The forming of the Australia-UK-US (Aukus) military alliance in the Pacific shows how everything Trump can say, Biden can do. The problem is, Biden isn’t doing it very well.
Biden’s administration, like Trump’s, is committed to building its Pacific alliances while sustaining Nato. Yet on Australia as in Afghanistan, the Biden team are doing exactly what they accused Trump of: unpicking the frayed bonds of Nato without a clear idea of what might replace it.
The government has three tasks: to keep American workers at work, win contracts for American exports, and secure America’s interests overseas. Two cheers for Biden for getting the Trump memo on the first two points. But the Aukus deal is deaf to the third point, which is likely to harm America’s foreign interests.
Emanuel Macron has responded to Australia swapping French-made diesel submarines for American-made nuclear subs by treating the US like an enemy. The French ambassador to Washington has been ‘withdrawn for consultations’. The French foreign minister has accused the US of a ‘stab in the back’.
The French have a word for it: pique. Emanuel Macron is piqued as hell. Fair enough: France and Australia made a $90-billion deal in 2016. Then again, Naval Group, the French signatory, had fallen behind and costs had overrun. All is fair in the business of war.
Macron’s reaction suggests that the Australians were right to cancel their contract for French subs. For it confirms that France is as France does, which means that France is impelled to fall out with les Anglo-Saxons now and then. It’s not just pique or honour. It’s history and geography, two subjects which are out of favour in our digital world, but which remain at the heart of world affairs. It might even be in France’s interest to behave as they are doing.
The French have a distinct civilisation, and one of its distinguishing features is its sharp difference from English civilisation – a difference so clear in French eyes that most French people will laugh at the very idea of ‘English civilisation’, just as they might crack up at the notion of ‘German comedy’ or ‘Italian accountancy’.
The French do not laugh, however, at the globalisation of English civilisation. The English rampaged across the globe in the age of empires, and the result is the sleeping giant we call the Anglosphere.

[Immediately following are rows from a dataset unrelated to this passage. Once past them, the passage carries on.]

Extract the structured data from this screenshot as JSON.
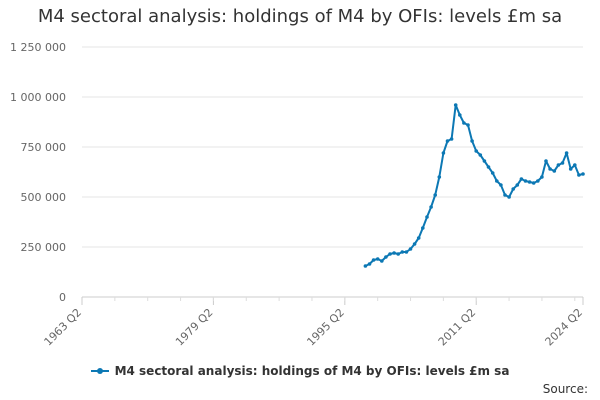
{
  "chart_data": {
    "type": "line",
    "title": "M4 sectoral analysis: holdings of M4 by OFIs: levels £m sa",
    "xlabel": "",
    "ylabel": "",
    "x_range": [
      "1963 Q2",
      "2024 Q2"
    ],
    "x_ticks": [
      "1963 Q2",
      "1979 Q2",
      "1995 Q2",
      "2011 Q2",
      "2024 Q2"
    ],
    "ylim": [
      0,
      1250000
    ],
    "y_ticks": [
      0,
      250000,
      500000,
      750000,
      1000000,
      1250000
    ],
    "y_tick_labels": [
      "0",
      "250 000",
      "500 000",
      "750 000",
      "1 000 000",
      "1 250 000"
    ],
    "grid": "horizontal",
    "legend_position": "bottom-center",
    "series": [
      {
        "name": "M4 sectoral analysis: holdings of M4 by OFIs: levels £m sa",
        "color": "#0c78b4",
        "x": [
          "1997 Q4",
          "1998 Q2",
          "1998 Q4",
          "1999 Q2",
          "1999 Q4",
          "2000 Q2",
          "2000 Q4",
          "2001 Q2",
          "2001 Q4",
          "2002 Q2",
          "2002 Q4",
          "2003 Q2",
          "2003 Q4",
          "2004 Q2",
          "2004 Q4",
          "2005 Q2",
          "2005 Q4",
          "2006 Q2",
          "2006 Q4",
          "2007 Q2",
          "2007 Q4",
          "2008 Q2",
          "2008 Q4",
          "2009 Q2",
          "2009 Q4",
          "2010 Q2",
          "2010 Q4",
          "2011 Q2",
          "2011 Q4",
          "2012 Q2",
          "2012 Q4",
          "2013 Q2",
          "2013 Q4",
          "2014 Q2",
          "2014 Q4",
          "2015 Q2",
          "2015 Q4",
          "2016 Q2",
          "2016 Q4",
          "2017 Q2",
          "2017 Q4",
          "2018 Q2",
          "2018 Q4",
          "2019 Q2",
          "2019 Q4",
          "2020 Q2",
          "2020 Q4",
          "2021 Q2",
          "2021 Q4",
          "2022 Q2",
          "2022 Q4",
          "2023 Q2",
          "2023 Q4",
          "2024 Q2"
        ],
        "values": [
          155000,
          165000,
          185000,
          190000,
          180000,
          200000,
          215000,
          220000,
          215000,
          225000,
          225000,
          240000,
          265000,
          295000,
          345000,
          400000,
          450000,
          510000,
          600000,
          720000,
          780000,
          790000,
          960000,
          910000,
          870000,
          860000,
          780000,
          730000,
          710000,
          680000,
          650000,
          620000,
          580000,
          560000,
          510000,
          500000,
          540000,
          560000,
          590000,
          580000,
          575000,
          570000,
          580000,
          600000,
          680000,
          640000,
          630000,
          660000,
          670000,
          720000,
          640000,
          660000,
          610000,
          615000
        ]
      }
    ]
  },
  "source_label": "Source:"
}
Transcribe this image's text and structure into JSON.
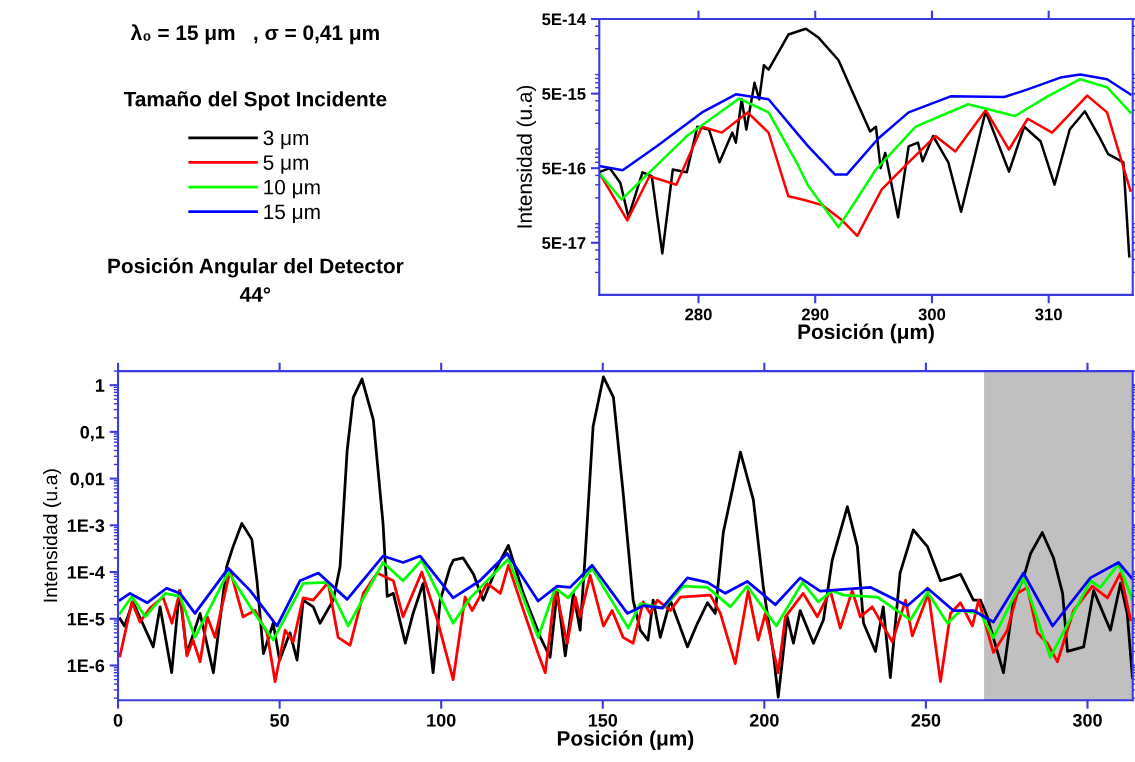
{
  "chart_data": [
    {
      "type": "line",
      "title": "λ₀ = 15 μm   , σ = 0,41 μm",
      "legend_title": "Tamaño del Spot Incidente",
      "legend": "top left",
      "annotations": [
        "Posición Angular del Detector\n44°"
      ],
      "xlabel": "Posición (μm)",
      "ylabel": "Intensidad (u.a)",
      "log": "y",
      "grid": false,
      "xlim": [
        0,
        314
      ],
      "xticks": [
        0,
        50,
        100,
        150,
        200,
        250,
        300
      ],
      "ylim": [
        1.8e-07,
        2
      ],
      "yticks": [
        {
          "value": 1e-06,
          "label": "1E-6"
        },
        {
          "value": 1e-05,
          "label": "1E-5"
        },
        {
          "value": 0.0001,
          "label": "1E-4"
        },
        {
          "value": 0.001,
          "label": "1E-3"
        },
        {
          "value": 0.01,
          "label": "0,01"
        },
        {
          "value": 0.1,
          "label": "0,1"
        },
        {
          "value": 1,
          "label": "1"
        }
      ],
      "bands": [
        {
          "axis": "x",
          "from": 268,
          "to": 314,
          "color": "#c0c0c0"
        }
      ],
      "series": [
        {
          "name": "3 μm",
          "color": "#000000",
          "x": [
            0.6,
            2,
            4.6,
            10.9,
            13,
            16.6,
            19,
            21.3,
            25.4,
            29.5,
            33.6,
            35.6,
            38.3,
            41.4,
            43,
            45,
            48,
            50,
            53.2,
            55.4,
            57.3,
            60.4,
            62.5,
            66.6,
            68.7,
            70.9,
            72.8,
            75.5,
            79,
            82,
            83.3,
            85.2,
            88.9,
            91.3,
            94.4,
            97.5,
            99.7,
            102.8,
            103.8,
            106.8,
            110,
            113,
            117.3,
            120.8,
            125.4,
            130.7,
            133.7,
            135.9,
            138.4,
            140.9,
            143,
            144.6,
            147,
            150.2,
            153.3,
            156.3,
            159.4,
            161.6,
            164,
            165.6,
            167.8,
            170.9,
            176.2,
            179.3,
            182.4,
            184.8,
            187.3,
            192.6,
            196.6,
            199.7,
            202.8,
            204.3,
            207.1,
            209,
            211.1,
            215.2,
            218.3,
            221,
            225.7,
            228.8,
            230.7,
            234.4,
            236.8,
            239,
            242,
            246.1,
            250.5,
            254.5,
            257.6,
            260.7,
            264.7,
            266.9,
            269,
            274,
            277.1,
            280.2,
            282.4,
            286,
            289.5,
            292.3,
            293.8,
            298.8,
            301.9,
            307.1,
            310.2,
            312.3,
            313.9
          ],
          "values": [
            1e-05,
            7e-06,
            2.3e-05,
            2.5e-06,
            1.8e-05,
            7e-07,
            4e-05,
            1.8e-06,
            1.3e-05,
            7e-07,
            0.00013,
            0.00035,
            0.0011,
            0.0005,
            6.5e-05,
            1.8e-06,
            8e-06,
            1.3e-06,
            5e-06,
            1.3e-06,
            2.5e-05,
            1.8e-05,
            8e-06,
            2.5e-05,
            0.00013,
            0.04,
            0.55,
            1.35,
            0.18,
            0.0011,
            3e-05,
            3.5e-05,
            3e-06,
            1.3e-05,
            5.7e-05,
            7e-07,
            2.5e-05,
            0.00013,
            0.00018,
            0.0002,
            9e-05,
            2.5e-05,
            0.00013,
            0.00037,
            3.5e-05,
            4e-06,
            1.5e-06,
            4e-05,
            1.6e-06,
            3.5e-05,
            5.7e-06,
            0.00025,
            0.13,
            1.5,
            0.55,
            0.005,
            2.5e-05,
            5.7e-06,
            3.5e-06,
            2.5e-05,
            4e-06,
            2.5e-05,
            2.5e-06,
            8e-06,
            2.2e-05,
            1.3e-05,
            0.0007,
            0.037,
            0.0035,
            4.7e-05,
            1.8e-06,
            2.1e-07,
            1.1e-05,
            3e-06,
            1.5e-05,
            3e-06,
            9.5e-06,
            0.00018,
            0.0025,
            0.00035,
            8e-06,
            2e-06,
            1.8e-05,
            5.5e-07,
            9.5e-05,
            0.0008,
            0.00035,
            6.5e-05,
            7.5e-05,
            9e-05,
            2.5e-05,
            2.5e-05,
            1.1e-05,
            7e-07,
            2.5e-05,
            7.5e-05,
            0.00025,
            0.0007,
            0.0002,
            3.5e-05,
            2e-06,
            2.5e-06,
            4e-05,
            5.7e-06,
            5.7e-05,
            1.3e-05,
            5.5e-07
          ]
        },
        {
          "name": "5 μm",
          "color": "#ff0000",
          "x": [
            0.6,
            4.3,
            6.8,
            9.9,
            13.9,
            16.7,
            19.2,
            21.3,
            23.2,
            25.4,
            27.6,
            30,
            34.7,
            38.7,
            42.4,
            46.1,
            48.6,
            51.7,
            54.2,
            57.3,
            60.4,
            65,
            68.1,
            71.8,
            75.9,
            80.2,
            85.2,
            88.2,
            94,
            98.8,
            103.7,
            107.4,
            109.6,
            114.2,
            118.3,
            120.8,
            125.1,
            130,
            132.2,
            135.3,
            139,
            141.5,
            143,
            146.1,
            150.2,
            152.9,
            156.3,
            159.4,
            162.5,
            164.7,
            166.9,
            170.9,
            174,
            183.3,
            186.4,
            191,
            195,
            198.1,
            200.3,
            204.3,
            206.5,
            212,
            216.4,
            220.4,
            223.5,
            227.2,
            229.7,
            233.4,
            239.6,
            243.7,
            245.8,
            250.8,
            254.5,
            257.6,
            260.7,
            264.4,
            266.3,
            270.9,
            275.2,
            278.3,
            281.4,
            284.5,
            287.6,
            290.7,
            295.7,
            301.5,
            306.2,
            310.2,
            313.3
          ],
          "values": [
            1.6e-06,
            2.3e-05,
            8.5e-06,
            1.7e-05,
            2.9e-05,
            8e-06,
            4e-05,
            1.6e-06,
            3.5e-06,
            1.2e-06,
            1.1e-05,
            4e-06,
            0.00011,
            1.1e-05,
            1.5e-05,
            5e-06,
            4.5e-07,
            5.7e-06,
            3.2e-06,
            2.8e-05,
            2.5e-05,
            6e-05,
            4e-06,
            2.7e-06,
            3.5e-05,
            9.5e-05,
            6.5e-05,
            1.1e-05,
            0.0001,
            9.5e-06,
            5e-07,
            2.9e-05,
            1.5e-05,
            5.7e-05,
            3.5e-05,
            0.00014,
            1.8e-05,
            1.8e-06,
            7e-07,
            4.5e-05,
            3e-06,
            2.9e-05,
            1.1e-05,
            8.5e-05,
            7e-06,
            1.5e-05,
            4e-06,
            3e-06,
            2.3e-05,
            1.3e-05,
            2.5e-05,
            1.5e-05,
            2.9e-05,
            3.2e-05,
            1.3e-05,
            1.1e-06,
            4e-05,
            3.5e-06,
            1.3e-05,
            7e-07,
            1.1e-05,
            3.5e-05,
            1.1e-05,
            4e-05,
            6.3e-06,
            4e-05,
            1.1e-05,
            1.8e-05,
            3.2e-06,
            2.5e-05,
            4.3e-06,
            3.5e-05,
            4.5e-07,
            1.3e-05,
            2.2e-05,
            7e-06,
            2.5e-05,
            1.9e-06,
            5.7e-06,
            3.5e-05,
            4.7e-05,
            5e-06,
            3e-06,
            1.2e-06,
            1.5e-05,
            5e-05,
            2.8e-05,
            9.5e-05,
            9.5e-06
          ]
        },
        {
          "name": "10 μm",
          "color": "#00ff00",
          "x": [
            0.6,
            4.3,
            8.4,
            14.6,
            19.2,
            23.8,
            34.1,
            40.9,
            48,
            57.3,
            64.7,
            71.2,
            82,
            88.2,
            94,
            103.7,
            109,
            120.8,
            130,
            135.3,
            139.3,
            146.7,
            157.9,
            161.6,
            168.7,
            174.9,
            182.4,
            189.5,
            194.7,
            203.7,
            211.8,
            216.7,
            221,
            224.5,
            235,
            245.2,
            250.5,
            256.7,
            260.7,
            266.9,
            270.9,
            280.2,
            288.5,
            300.9,
            304,
            309.6,
            314
          ],
          "values": [
            1.3e-05,
            3e-05,
            1.1e-05,
            3.5e-05,
            3e-05,
            4e-06,
            0.0001,
            1.8e-05,
            3.5e-06,
            5.7e-05,
            6e-05,
            7e-06,
            0.00016,
            6.5e-05,
            0.00018,
            8e-06,
            2.8e-05,
            0.00019,
            4e-06,
            4.5e-05,
            2.8e-05,
            0.00012,
            6.3e-06,
            2.1e-05,
            1.7e-05,
            5e-05,
            4.7e-05,
            1.8e-05,
            5e-05,
            7e-06,
            6e-05,
            2.3e-05,
            4e-05,
            3.2e-05,
            2.9e-05,
            9.5e-06,
            3.7e-05,
            8e-06,
            1.5e-05,
            1.3e-05,
            3.9e-06,
            7.5e-05,
            1.5e-06,
            6.5e-05,
            4.7e-05,
            0.00015,
            2.5e-05
          ]
        },
        {
          "name": "15 μm",
          "color": "#0000ff",
          "x": [
            0.6,
            3.7,
            9,
            15,
            19.2,
            23.8,
            34.1,
            40.9,
            49.2,
            56.3,
            62,
            70.9,
            82,
            88.2,
            93.5,
            103.7,
            112,
            120.4,
            130,
            135.9,
            139.9,
            146.7,
            157.6,
            162.5,
            168.4,
            176.2,
            182.4,
            187.9,
            194.7,
            203.4,
            211.1,
            217.3,
            232.8,
            244.3,
            250.5,
            258.5,
            264.7,
            270.9,
            280.2,
            289.2,
            300.9,
            309.6,
            314
          ],
          "values": [
            2.5e-05,
            3.5e-05,
            2.2e-05,
            4.5e-05,
            3.5e-05,
            1.3e-05,
            0.00012,
            4e-05,
            7e-06,
            6.5e-05,
            9.5e-05,
            2.6e-05,
            0.00022,
            0.00016,
            0.00022,
            2.8e-05,
            6.5e-05,
            0.00025,
            2.4e-05,
            5e-05,
            4.7e-05,
            0.00014,
            1.3e-05,
            1.9e-05,
            1.7e-05,
            7.5e-05,
            6e-05,
            3.5e-05,
            6.3e-05,
            2e-05,
            7.5e-05,
            3.9e-05,
            4.7e-05,
            1.9e-05,
            4.5e-05,
            1.5e-05,
            1.5e-05,
            8.5e-06,
            9.5e-05,
            7e-06,
            7.5e-05,
            0.00016,
            7e-05
          ]
        }
      ]
    },
    {
      "type": "line",
      "xlabel": "Posición (μm)",
      "ylabel": "Intensidad (u.a)",
      "log": "y",
      "grid": false,
      "xlim": [
        271.5,
        317.2
      ],
      "xticks": [
        280,
        290,
        300,
        310
      ],
      "ylim": [
        1e-17,
        5e-14
      ],
      "yticks": [
        {
          "value": 5e-17,
          "label": "5E-17"
        },
        {
          "value": 5e-16,
          "label": "5E-16"
        },
        {
          "value": 5e-15,
          "label": "5E-15"
        },
        {
          "value": 5e-14,
          "label": "5E-14"
        }
      ],
      "series": [
        {
          "color": "#000000",
          "x": [
            271.6,
            272.4,
            273.3,
            274,
            275.2,
            276,
            276.9,
            277.8,
            279,
            279.9,
            280.9,
            281.8,
            282.9,
            283.2,
            283.7,
            284.1,
            284.8,
            285.2,
            285.6,
            286,
            287.1,
            287.7,
            289.2,
            290.3,
            292,
            293.1,
            294.7,
            295.2,
            295.6,
            296,
            297.1,
            298,
            298.8,
            299.2,
            300.1,
            301.4,
            302.5,
            304.6,
            306.6,
            307.9,
            309.3,
            310.5,
            311.8,
            313.1,
            314.3,
            315.1,
            316.4,
            316.9
          ],
          "values": [
            4.5e-16,
            5e-16,
            3.2e-16,
            1.1e-16,
            4.4e-16,
            3.9e-16,
            3.6e-17,
            4.8e-16,
            4.4e-16,
            1.8e-15,
            1.65e-15,
            6e-16,
            1.5e-15,
            1.1e-15,
            4.2e-15,
            1.65e-15,
            7e-15,
            4.2e-15,
            1.2e-14,
            1.05e-14,
            2.1e-14,
            3.1e-14,
            3.7e-14,
            2.8e-14,
            1.4e-14,
            5.7e-15,
            1.55e-15,
            1.8e-15,
            5e-16,
            8e-16,
            1.1e-16,
            9.8e-16,
            1.1e-15,
            6.2e-16,
            1.35e-15,
            6e-16,
            1.3e-16,
            2.9e-15,
            4.5e-16,
            1.8e-15,
            1.15e-15,
            3e-16,
            1.65e-15,
            2.9e-15,
            1.35e-15,
            7.7e-16,
            6e-16,
            3.3e-17
          ]
        },
        {
          "color": "#ff0000",
          "x": [
            271.6,
            273.9,
            275.8,
            278.1,
            280.3,
            282,
            284.2,
            286,
            287.7,
            288.9,
            290.6,
            292.3,
            293.6,
            295.7,
            298,
            300.3,
            302,
            304.6,
            306.6,
            308.2,
            310.3,
            313.3,
            315,
            317
          ],
          "values": [
            4.1e-16,
            1e-16,
            3.9e-16,
            3e-16,
            1.8e-15,
            1.5e-15,
            2.8e-15,
            1.5e-15,
            2.1e-16,
            1.9e-16,
            1.6e-16,
            1e-16,
            6.2e-17,
            2.6e-16,
            6e-16,
            1.35e-15,
            8.4e-16,
            3e-15,
            8.9e-16,
            2.3e-15,
            1.5e-15,
            4.7e-15,
            2.8e-15,
            2.5e-16
          ]
        },
        {
          "color": "#00ff00",
          "x": [
            271.6,
            273.4,
            275.6,
            279,
            283.5,
            286,
            288.4,
            289.4,
            292,
            295.2,
            298.6,
            303.1,
            307.1,
            309.9,
            312.7,
            315,
            317
          ],
          "values": [
            4.1e-16,
            1.9e-16,
            4.1e-16,
            1.35e-15,
            4.3e-15,
            2.8e-15,
            6e-16,
            2.9e-16,
            8.1e-17,
            4.8e-16,
            1.8e-15,
            3.6e-15,
            2.5e-15,
            4.6e-15,
            7.8e-15,
            6.1e-15,
            2.8e-15
          ]
        },
        {
          "color": "#0000ff",
          "x": [
            271.6,
            273.5,
            276.4,
            280.3,
            283.2,
            286,
            288.4,
            289.4,
            291.7,
            292.7,
            295.4,
            298,
            301.6,
            306.2,
            308.2,
            311,
            312.7,
            315,
            317
          ],
          "values": [
            5.3e-16,
            4.7e-16,
            9.8e-16,
            2.8e-15,
            4.9e-15,
            4.2e-15,
            1.5e-15,
            9.8e-16,
            4.1e-16,
            4.1e-16,
            1.25e-15,
            2.8e-15,
            4.6e-15,
            4.5e-15,
            5.7e-15,
            8.2e-15,
            9e-15,
            7.8e-15,
            4.9e-15
          ]
        }
      ]
    }
  ]
}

The English-speaking peoples share a common past, a common language, and similar legal systems. They share family ties, and some of them even share a common monarch.
Family ties count for a lot when you’re forming defensive alliances. France has similar connections with what it calls la Francophonie, most of which are in the Pacific. When Tahiti goes nuclear, we can expect that French companies will win the contracts. As with France, Australia’s move to its closest military allies – the US and UK – is just history and geography making themselves manifest.
The problem for France – and by extension Nato and the US too – is that history and geography are playing out on France’s doorstep too. Russia has not loomed so large over western Europe since the end of the Cold War, with France’s partner Germany tilting towards it. Britain is no longer anyone’s partner in Europe. The underpinnings of Nato’s Atlantic and western European flank are weaker than they have ever been.
The contempt with which the Biden team treated its allies in the withdrawal from Afghanistan gave notice to the Europeans that they’re on their own. While Trump merely demanded the Europeans sustain Nato by spending their promised share, Biden has shown the US doesn’t care at all. The result is dissension and disorder among Europe’s biggest Nato members – problems the Biden administration has dramatically worsened, and which Macron is now worsening even more dramatically.
Sir John Seeley said the British acquired an empire in ‘a fit of absence of mind’. Centuries on, no president is as absent-minded as Joe Biden. The US may wish to build up its Pacific alliances, but the cost will be Nato.